At Princeton since 2018, Tehseen Thaver is Assistant Professor of Religion/Islam. Tehseen holds a Ph.D. in Religious Studies from the University of North Carolina at Chapel Hill. She teaches courses on the Qur’an and its interpretation, Sufism and Muslim Ethics, Muslim humanities, Shi‘ism, and religion and culture of Iran. Her research focuses on multiple forms of Muslims’ engagement with scripture – pre-modern and modern, oral and textual, interpretive and performative. In her current book, Beyond Sectarianism: Ambiguity, Hermeneutics, and the Formations of Religious Identity in Islam, she explores the interplay of politics, religious identity, and Qur’an exegesis in early Islam, focusing on the Arabic Qur’an commentary of renowned Shi‘i theologian, poet, and historian of Baghdad, al-Sharif al-Radi (d.1015CE). Her second book monograph engages the Persian Qur’an commentary of the prominent twelfth century scholar, Abu’l-Futuh Razi (d. 1144CE), and interrogates the interaction of orality, exegesis and affect in Muslim intellectual thought.

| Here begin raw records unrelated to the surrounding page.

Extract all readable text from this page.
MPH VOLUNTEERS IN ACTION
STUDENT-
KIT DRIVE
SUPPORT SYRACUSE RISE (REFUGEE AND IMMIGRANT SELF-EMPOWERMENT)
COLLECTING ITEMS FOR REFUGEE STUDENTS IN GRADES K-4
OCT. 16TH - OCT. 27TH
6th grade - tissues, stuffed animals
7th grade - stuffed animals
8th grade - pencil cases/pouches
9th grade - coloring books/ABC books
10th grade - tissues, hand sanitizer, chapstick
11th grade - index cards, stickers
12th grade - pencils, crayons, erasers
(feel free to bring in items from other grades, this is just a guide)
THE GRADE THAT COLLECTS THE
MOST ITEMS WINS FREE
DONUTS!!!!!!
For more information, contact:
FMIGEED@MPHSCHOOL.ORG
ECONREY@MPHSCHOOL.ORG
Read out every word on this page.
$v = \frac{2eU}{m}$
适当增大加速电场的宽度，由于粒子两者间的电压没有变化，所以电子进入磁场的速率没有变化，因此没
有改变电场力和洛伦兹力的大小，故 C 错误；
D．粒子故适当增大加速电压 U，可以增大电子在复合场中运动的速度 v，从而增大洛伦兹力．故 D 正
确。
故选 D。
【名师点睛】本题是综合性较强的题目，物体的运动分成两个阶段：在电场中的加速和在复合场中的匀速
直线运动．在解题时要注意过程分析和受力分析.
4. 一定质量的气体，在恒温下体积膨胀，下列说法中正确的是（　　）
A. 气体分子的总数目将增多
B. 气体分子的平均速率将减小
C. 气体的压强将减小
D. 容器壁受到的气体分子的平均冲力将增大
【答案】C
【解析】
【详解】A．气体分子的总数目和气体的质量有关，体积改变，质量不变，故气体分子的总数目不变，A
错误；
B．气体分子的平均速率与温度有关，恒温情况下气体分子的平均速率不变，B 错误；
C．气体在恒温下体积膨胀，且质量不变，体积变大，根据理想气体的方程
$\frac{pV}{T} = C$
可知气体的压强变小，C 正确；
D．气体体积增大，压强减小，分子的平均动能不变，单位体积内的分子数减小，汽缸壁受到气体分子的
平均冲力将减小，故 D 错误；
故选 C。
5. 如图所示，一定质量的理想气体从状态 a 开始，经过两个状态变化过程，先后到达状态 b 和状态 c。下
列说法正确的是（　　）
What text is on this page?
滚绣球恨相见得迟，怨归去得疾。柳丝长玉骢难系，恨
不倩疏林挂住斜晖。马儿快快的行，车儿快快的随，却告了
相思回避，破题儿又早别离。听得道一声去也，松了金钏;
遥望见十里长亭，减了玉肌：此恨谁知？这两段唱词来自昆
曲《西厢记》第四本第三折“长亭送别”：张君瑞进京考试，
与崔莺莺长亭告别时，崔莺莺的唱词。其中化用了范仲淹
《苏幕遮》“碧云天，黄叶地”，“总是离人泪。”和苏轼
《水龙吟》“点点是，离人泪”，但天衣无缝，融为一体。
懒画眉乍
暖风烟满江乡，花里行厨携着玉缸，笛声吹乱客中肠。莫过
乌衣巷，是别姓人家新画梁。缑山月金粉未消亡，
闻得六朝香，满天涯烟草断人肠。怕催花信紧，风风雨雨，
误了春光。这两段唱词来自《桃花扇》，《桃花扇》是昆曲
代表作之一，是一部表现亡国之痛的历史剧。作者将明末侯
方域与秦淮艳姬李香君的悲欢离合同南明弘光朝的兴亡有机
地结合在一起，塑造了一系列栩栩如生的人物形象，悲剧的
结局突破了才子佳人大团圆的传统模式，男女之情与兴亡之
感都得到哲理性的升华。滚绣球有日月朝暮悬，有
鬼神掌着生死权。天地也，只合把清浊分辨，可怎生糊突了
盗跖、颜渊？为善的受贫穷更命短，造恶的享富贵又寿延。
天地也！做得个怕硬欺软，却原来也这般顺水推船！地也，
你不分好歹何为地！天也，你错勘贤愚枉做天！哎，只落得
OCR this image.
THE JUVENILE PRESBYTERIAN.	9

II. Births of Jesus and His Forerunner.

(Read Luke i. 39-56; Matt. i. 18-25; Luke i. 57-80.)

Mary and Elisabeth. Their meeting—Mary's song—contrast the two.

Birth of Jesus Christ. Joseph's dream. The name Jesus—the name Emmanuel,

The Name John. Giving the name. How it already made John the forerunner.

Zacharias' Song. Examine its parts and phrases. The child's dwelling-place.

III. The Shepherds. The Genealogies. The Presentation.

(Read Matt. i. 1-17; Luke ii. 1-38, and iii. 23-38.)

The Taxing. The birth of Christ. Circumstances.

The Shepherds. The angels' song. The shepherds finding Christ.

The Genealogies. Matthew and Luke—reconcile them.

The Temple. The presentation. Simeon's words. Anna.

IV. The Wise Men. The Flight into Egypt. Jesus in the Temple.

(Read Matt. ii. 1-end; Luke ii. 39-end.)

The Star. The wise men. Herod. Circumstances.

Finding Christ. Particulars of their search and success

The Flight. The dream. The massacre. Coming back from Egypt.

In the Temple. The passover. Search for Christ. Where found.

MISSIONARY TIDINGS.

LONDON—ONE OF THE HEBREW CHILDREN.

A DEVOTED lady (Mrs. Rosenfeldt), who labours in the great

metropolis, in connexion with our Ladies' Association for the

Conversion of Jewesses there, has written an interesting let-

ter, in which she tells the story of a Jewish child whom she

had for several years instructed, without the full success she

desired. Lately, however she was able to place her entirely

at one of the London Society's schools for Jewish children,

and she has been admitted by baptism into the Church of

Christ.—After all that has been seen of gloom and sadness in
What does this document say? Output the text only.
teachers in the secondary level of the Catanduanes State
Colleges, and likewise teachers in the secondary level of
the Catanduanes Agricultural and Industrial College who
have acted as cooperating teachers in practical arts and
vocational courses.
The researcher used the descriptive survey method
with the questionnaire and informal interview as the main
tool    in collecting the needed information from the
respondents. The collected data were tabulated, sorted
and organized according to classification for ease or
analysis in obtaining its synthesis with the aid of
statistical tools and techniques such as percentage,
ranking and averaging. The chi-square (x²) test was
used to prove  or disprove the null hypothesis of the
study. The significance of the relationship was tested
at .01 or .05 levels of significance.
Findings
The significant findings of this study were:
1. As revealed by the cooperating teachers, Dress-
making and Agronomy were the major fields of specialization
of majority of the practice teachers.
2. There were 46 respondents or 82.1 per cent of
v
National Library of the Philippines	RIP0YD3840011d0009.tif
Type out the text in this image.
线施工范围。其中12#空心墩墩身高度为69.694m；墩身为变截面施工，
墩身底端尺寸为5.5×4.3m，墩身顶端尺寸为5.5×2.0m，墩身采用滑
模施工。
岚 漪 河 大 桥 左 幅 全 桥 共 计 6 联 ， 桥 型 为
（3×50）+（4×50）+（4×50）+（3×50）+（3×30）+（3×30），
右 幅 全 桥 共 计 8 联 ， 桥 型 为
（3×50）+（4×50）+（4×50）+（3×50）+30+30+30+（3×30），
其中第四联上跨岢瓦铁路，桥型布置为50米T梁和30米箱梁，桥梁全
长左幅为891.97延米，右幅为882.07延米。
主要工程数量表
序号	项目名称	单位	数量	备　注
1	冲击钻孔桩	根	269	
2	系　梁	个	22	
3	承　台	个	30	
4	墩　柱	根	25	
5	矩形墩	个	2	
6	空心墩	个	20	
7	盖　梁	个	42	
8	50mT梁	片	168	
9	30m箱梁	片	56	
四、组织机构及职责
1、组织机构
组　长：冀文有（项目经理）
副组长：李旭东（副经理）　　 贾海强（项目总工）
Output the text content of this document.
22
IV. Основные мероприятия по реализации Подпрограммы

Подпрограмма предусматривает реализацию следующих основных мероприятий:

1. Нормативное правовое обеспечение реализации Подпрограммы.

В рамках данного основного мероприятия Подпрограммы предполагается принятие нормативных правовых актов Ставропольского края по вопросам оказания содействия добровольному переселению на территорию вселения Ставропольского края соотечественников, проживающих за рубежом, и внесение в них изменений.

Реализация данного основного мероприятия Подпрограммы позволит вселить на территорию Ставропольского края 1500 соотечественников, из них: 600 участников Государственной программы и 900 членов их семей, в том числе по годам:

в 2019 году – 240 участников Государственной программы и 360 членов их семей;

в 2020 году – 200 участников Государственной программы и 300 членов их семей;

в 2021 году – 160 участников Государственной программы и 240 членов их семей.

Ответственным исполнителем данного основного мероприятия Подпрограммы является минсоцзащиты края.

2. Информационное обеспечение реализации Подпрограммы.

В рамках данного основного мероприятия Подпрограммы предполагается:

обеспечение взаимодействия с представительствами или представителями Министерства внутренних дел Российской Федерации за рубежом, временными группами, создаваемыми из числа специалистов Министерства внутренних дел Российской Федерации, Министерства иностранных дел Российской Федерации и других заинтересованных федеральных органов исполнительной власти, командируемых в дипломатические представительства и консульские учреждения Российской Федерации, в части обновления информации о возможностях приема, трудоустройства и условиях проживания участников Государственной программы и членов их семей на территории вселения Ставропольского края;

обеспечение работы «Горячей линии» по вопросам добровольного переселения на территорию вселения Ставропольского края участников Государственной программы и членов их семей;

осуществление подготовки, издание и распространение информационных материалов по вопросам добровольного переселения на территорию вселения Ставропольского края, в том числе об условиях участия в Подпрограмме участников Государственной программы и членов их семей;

Representative publications include:

“Ambivalences of Modernity in Contemporary Turkish Sufism: Cemalnur Sargut’s Affective Qur’an Community,” Journal of the American Academy of Religion, 90.3 (2022); 713-737; “Language as Power: Literary Interpretations of the Qur’an in Early Islam,” Journal of The Royal Asiatic Society, 28.2 (2018): 207-230; Beauty and Light: Mystical Discourses by a Contemporary Female Sufi Master (editor), (Fons Vitae, 2017); “Encountering Ambiguity: Mu‘tazili and Twelver Shi‘i Approaches to the Qur’an’s Ambiguous Verses,” Journal of Qur’anic Studies, 18.3 (2016): 91–115.